A câmara alonga-se num plano de conjunto. Fixa-se na fonte. Mostra as piteiras orgulhosas dos figos suculentos. Mas os picos, senhor! Colhem-se com uma tenaz e rolam-se na areia. Os pormenores passam em forma de analepse presentificada. Técnica de cinema. Um ângulo perfeito. Volta à fonte em jeito de clareamento. O escuro mostra um homem. Alto, com os passos cansados pela idade, cabelo curto. Muito curto. Segue descalço pela areia. Percebia-se que a manhã mal tinha principiado. O Sol ainda não tivera tempo de aquecer o caminho. O homem aproxima-se. A câmara acompanha-lhe os movimentos. Aponta para um painel de azulejos, uma imagem, uma legenda. O Sagrado Coração de Jesus, afinal a fonte tem nome. É lugar mágico, um espaço mítico, inserida num tecido feito de areia e de piteiras com cheiro a rosmaninho. Um lugar poético. Um cântaro vazio espera pelo final do ritual, apesar do cansaço dos braços que o voltariam a encher e a carregar. O homem e a fonte fundem-se num só. A água lava-lhe o rosto, os pés, as mãos. Mata-lhe a sede de viver. Ele acredita que a morte não gosta daquela água. É pura, santa, de nascente. O homem pega na bilha de barro à espera que seja de novo manhã. Repetirá a acção. Certamente!
A câmara abre o ângulo, vira-se para a esquerda. Não dá importância ao quintal. Às batatas-doces, às cebolas, nem às melancias. Corre desenfreadamente. Mais para a esquerda, mais... Pára! Acção, grita a claquete. A sala de cinema pinta-se de azul. É um rio. Não! É o rio nos fluxos e refluxos das marés. E os caranguejos escondem-se nos juncos.

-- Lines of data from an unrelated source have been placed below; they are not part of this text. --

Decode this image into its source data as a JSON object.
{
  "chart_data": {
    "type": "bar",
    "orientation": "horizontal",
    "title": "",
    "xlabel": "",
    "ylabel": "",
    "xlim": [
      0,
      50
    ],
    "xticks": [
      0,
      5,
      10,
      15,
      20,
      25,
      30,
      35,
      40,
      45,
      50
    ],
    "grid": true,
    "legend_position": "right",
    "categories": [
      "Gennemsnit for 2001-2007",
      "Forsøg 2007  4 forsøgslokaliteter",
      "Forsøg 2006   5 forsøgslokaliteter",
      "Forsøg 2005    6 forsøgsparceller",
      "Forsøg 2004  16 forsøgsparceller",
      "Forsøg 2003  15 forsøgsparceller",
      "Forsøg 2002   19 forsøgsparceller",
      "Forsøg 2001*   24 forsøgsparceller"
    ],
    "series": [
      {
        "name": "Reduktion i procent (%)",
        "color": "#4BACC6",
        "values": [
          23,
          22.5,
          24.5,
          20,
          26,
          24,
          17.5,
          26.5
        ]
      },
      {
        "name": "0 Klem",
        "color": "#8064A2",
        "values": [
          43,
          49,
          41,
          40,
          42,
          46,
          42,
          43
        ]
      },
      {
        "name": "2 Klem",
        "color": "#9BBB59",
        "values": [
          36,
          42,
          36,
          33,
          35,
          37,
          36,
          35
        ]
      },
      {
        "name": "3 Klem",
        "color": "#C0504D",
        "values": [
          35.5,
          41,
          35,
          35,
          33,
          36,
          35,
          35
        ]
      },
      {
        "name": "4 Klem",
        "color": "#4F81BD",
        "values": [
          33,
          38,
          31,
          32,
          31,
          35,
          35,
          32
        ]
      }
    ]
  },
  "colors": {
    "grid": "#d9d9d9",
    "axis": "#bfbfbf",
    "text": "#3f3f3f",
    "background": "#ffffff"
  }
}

No areal vê-se um enxovalho total. Uma casa pré-fabricada instalara-se ali. Que abuso! Grita a plateia. Um aglomerado de madeira protegido por fitas que proíbem o contacto de intrusos com a arte. A câmara mostra. Ali se instalou um estúdio de cinema. Um acervo de actores, actrizes, fitas, realizadores, bobinas, projectores, guiões, bandas sonoras, fotografias, ópticas... tudo a falar francês, sem acento alentejano.
A minha mãe chorou. Não pela praia, mas por se ver impedida, por uma fita amarela, de entrar na casa que a vira nascer. A fonte é actriz de cinema, mãe! Depois rimos. Rimos com a certeza que nenhum daqueles actores terá melhor desempenho que o meu avô.
Numa película a preto e branco... com sabor a mar!
Se escrevo o que sinto é porque assim diminuo a febre de sentir. O que confesso não tem importância, pois nada tem importância. Faço paisagens com o que sinto.